Oscillating Flow Fields in Thermoacoustic Energy Systems

A thermoacoustic Stirling engine can produce electric power by simultaneously utilizing the cold energy from liquefied natural gas re-gasification process and the waste heat from the exhaust of gas turbines using a pair of linear alternators. However, the actual efficiency of the device when tested was much lower than that predicted by the design software. This might be due to un-accounted non-linear effects like entrance effects, vortex shedding, acoustic streaming etc. which affect the energy transfer processes occurring in the vicinity of the thermoacoustic core or stack/regenerator.

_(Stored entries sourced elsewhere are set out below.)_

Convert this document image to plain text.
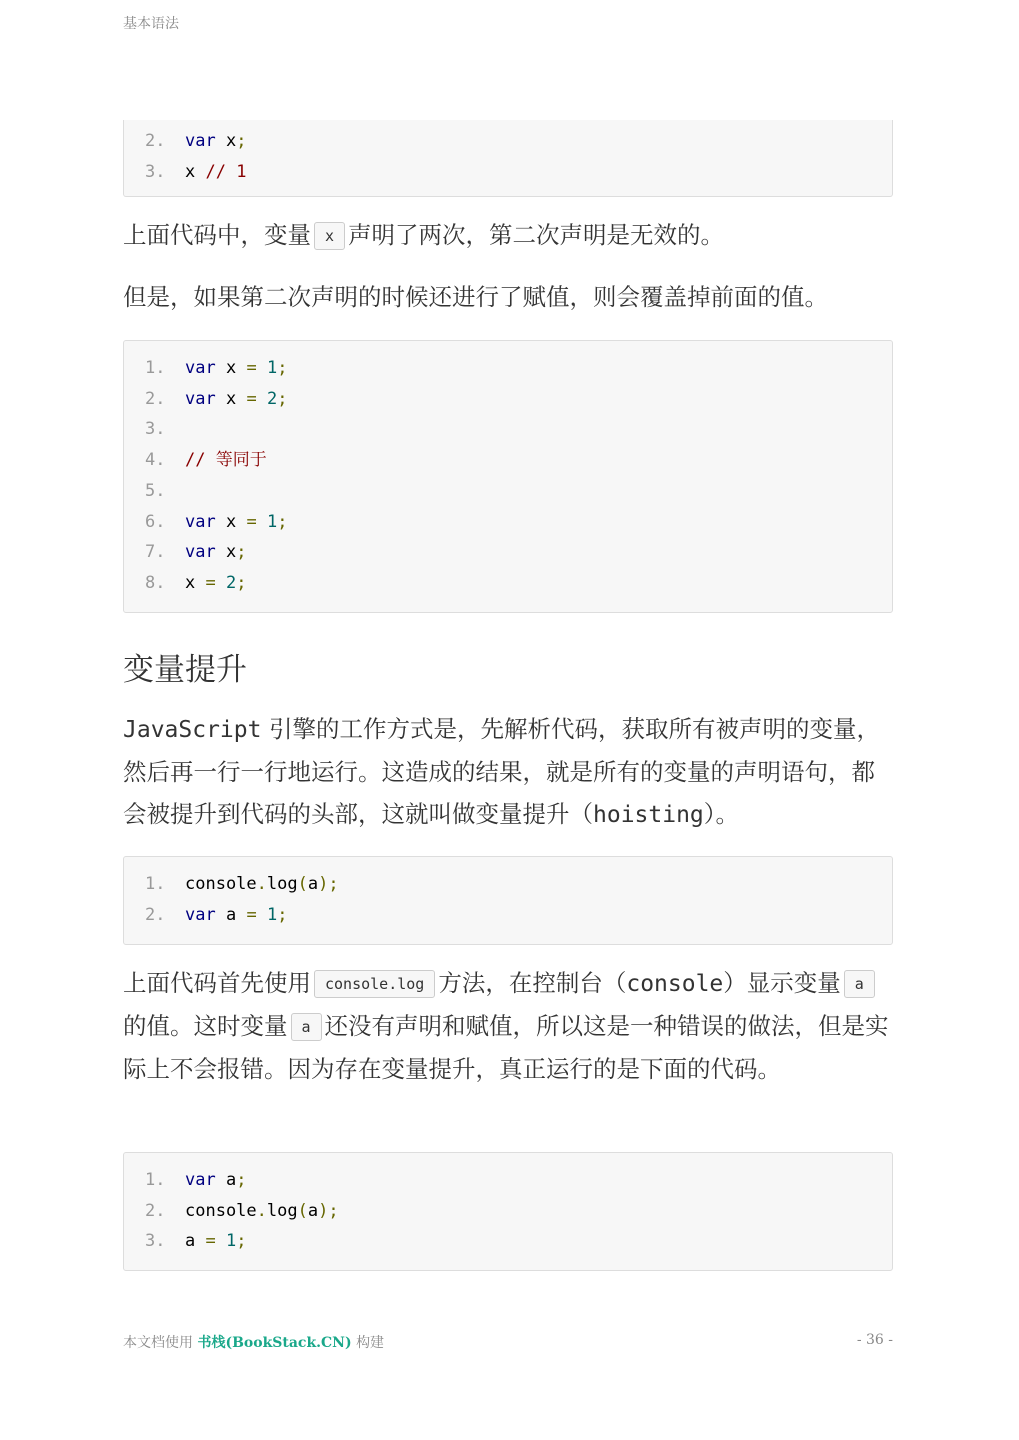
基本语法
2.	var x;
3.	x // 1

上面代码中，变量 x 声明了两次，第二次声明是无效的。

但是，如果第二次声明的时候还进行了赋值，则会覆盖掉前面的值。

1.	var x = 1;
2.	var x = 2;
3.
4.	// 等同于
5.
6.	var x = 1;
7.	var x;
8.	x = 2;
变量提升

JavaScript 引擎的工作方式是，先解析代码，获取所有被声明的变量，然后再一行一行地运行。这造成的结果，就是所有的变量的声明语句，都会被提升到代码的头部，这就叫做变量提升（hoisting）。

1.	console.log(a);
2.	var a = 1;

上面代码首先使用 console.log 方法，在控制台（console）显示变量 a的值。这时变量 a 还没有声明和赋值，所以这是一种错误的做法，但是实际上不会报错。因为存在变量提升，真正运行的是下面的代码。

1.	var a;
2.	console.log(a);
3.	a = 1;
本文档使用 书栈(BookStack.CN) 构建	- 36 -
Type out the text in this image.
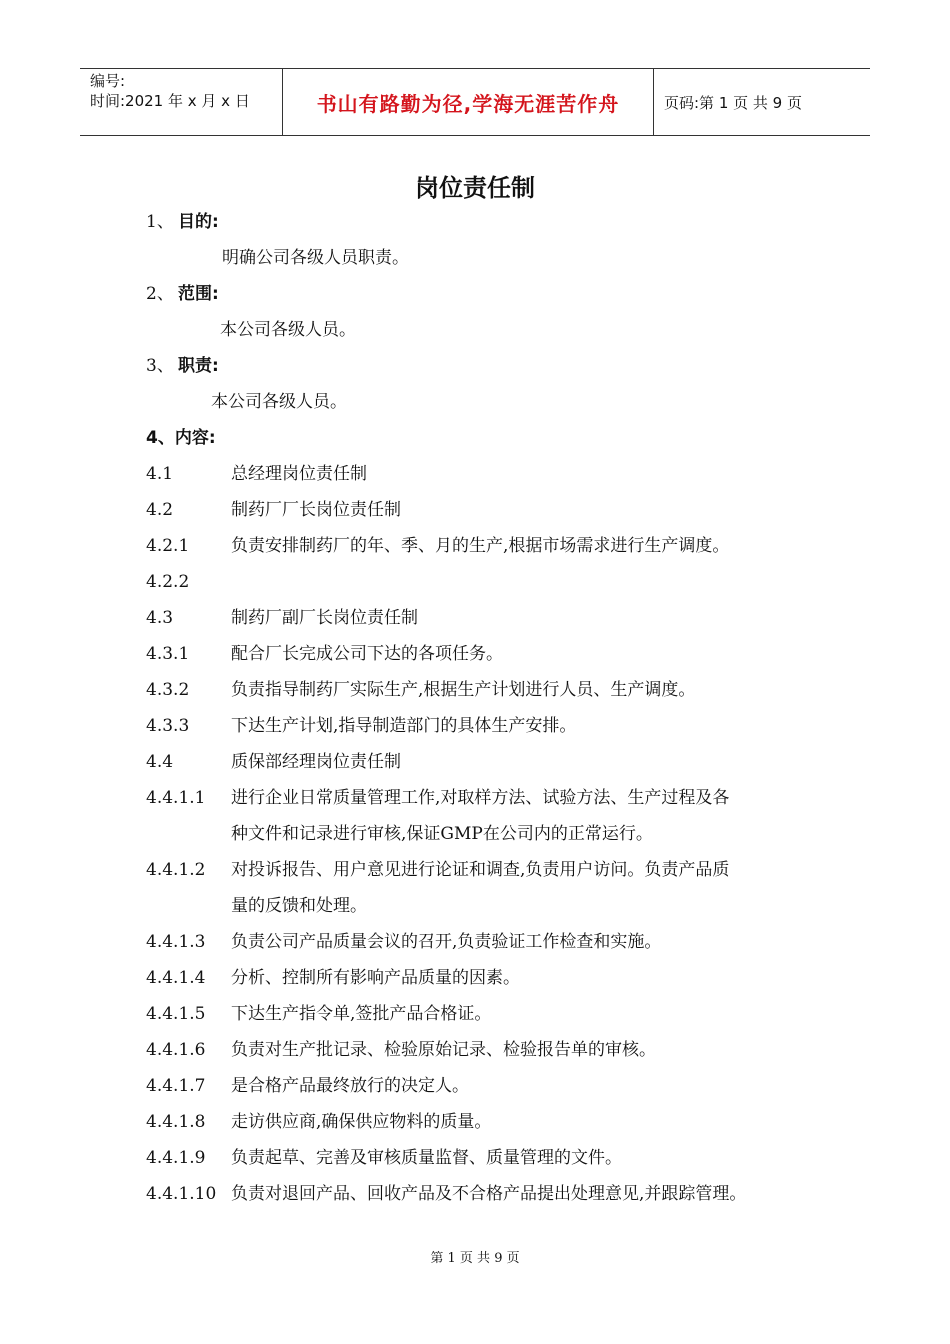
编号:
时间:2021 年 x 月 x 日	书山有路勤为径,学海无涯苦作舟	页码:第 1 页 共 9 页
岗位责任制
1、 目的:
明确公司各级人员职责。
2、 范围:
本公司各级人员。
3、 职责:
本公司各级人员。
4、内容:
4.1	总经理岗位责任制
4.2	制药厂厂长岗位责任制
4.2.1 负责安排制药厂的年、季、月的生产,根据市场需求进行生产调度。
4.2.2
4.3	制药厂副厂长岗位责任制
4.3.1 配合厂长完成公司下达的各项任务。
4.3.2 负责指导制药厂实际生产,根据生产计划进行人员、生产调度。
4.3.3 下达生产计划,指导制造部门的具体生产安排。
4.4	质保部经理岗位责任制
4.4.1.1 进行企业日常质量管理工作,对取样方法、试验方法、生产过程及各
种文件和记录进行审核,保证GMP在公司内的正常运行。
4.4.1.2 对投诉报告、用户意见进行论证和调查,负责用户访问。负责产品质
量的反馈和处理。
4.4.1.3 负责公司产品质量会议的召开,负责验证工作检查和实施。
4.4.1.4 分析、控制所有影响产品质量的因素。
4.4.1.5 下达生产指令单,签批产品合格证。
4.4.1.6 负责对生产批记录、检验原始记录、检验报告单的审核。
4.4.1.7 是合格产品最终放行的决定人。
4.4.1.8 走访供应商,确保供应物料的质量。
4.4.1.9 负责起草、完善及审核质量监督、质量管理的文件。
4.4.1.10 负责对退回产品、回收产品及不合格产品提出处理意见,并跟踪管理。
第 1 页 共 9 页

It is therefore necessary to further understand and investigate these non-linear effects in an oscillating flow in order to develop more accurate models to predict the performance of thermoacoustic systems and improve the efficiency. To study and observe these phenomenon, a standing wave thermoacoustic system was setup with a parallel plate stack made of acrylic for its simplicity. A loudspeaker is used to generate pressure oscillations inside the standing wave resonator and create a temperature gradient across the stack ends. The flow near the thermoacoustic stack is visualized using particle image velocimetry technique. We can observe vortex generation at the edges of the plates followed by elongation and shredding as the cycle progresses. These vortices interact with the stack and each other in reverse flow to form complex structures that might affect the heat transfer process and the efficiency of the system.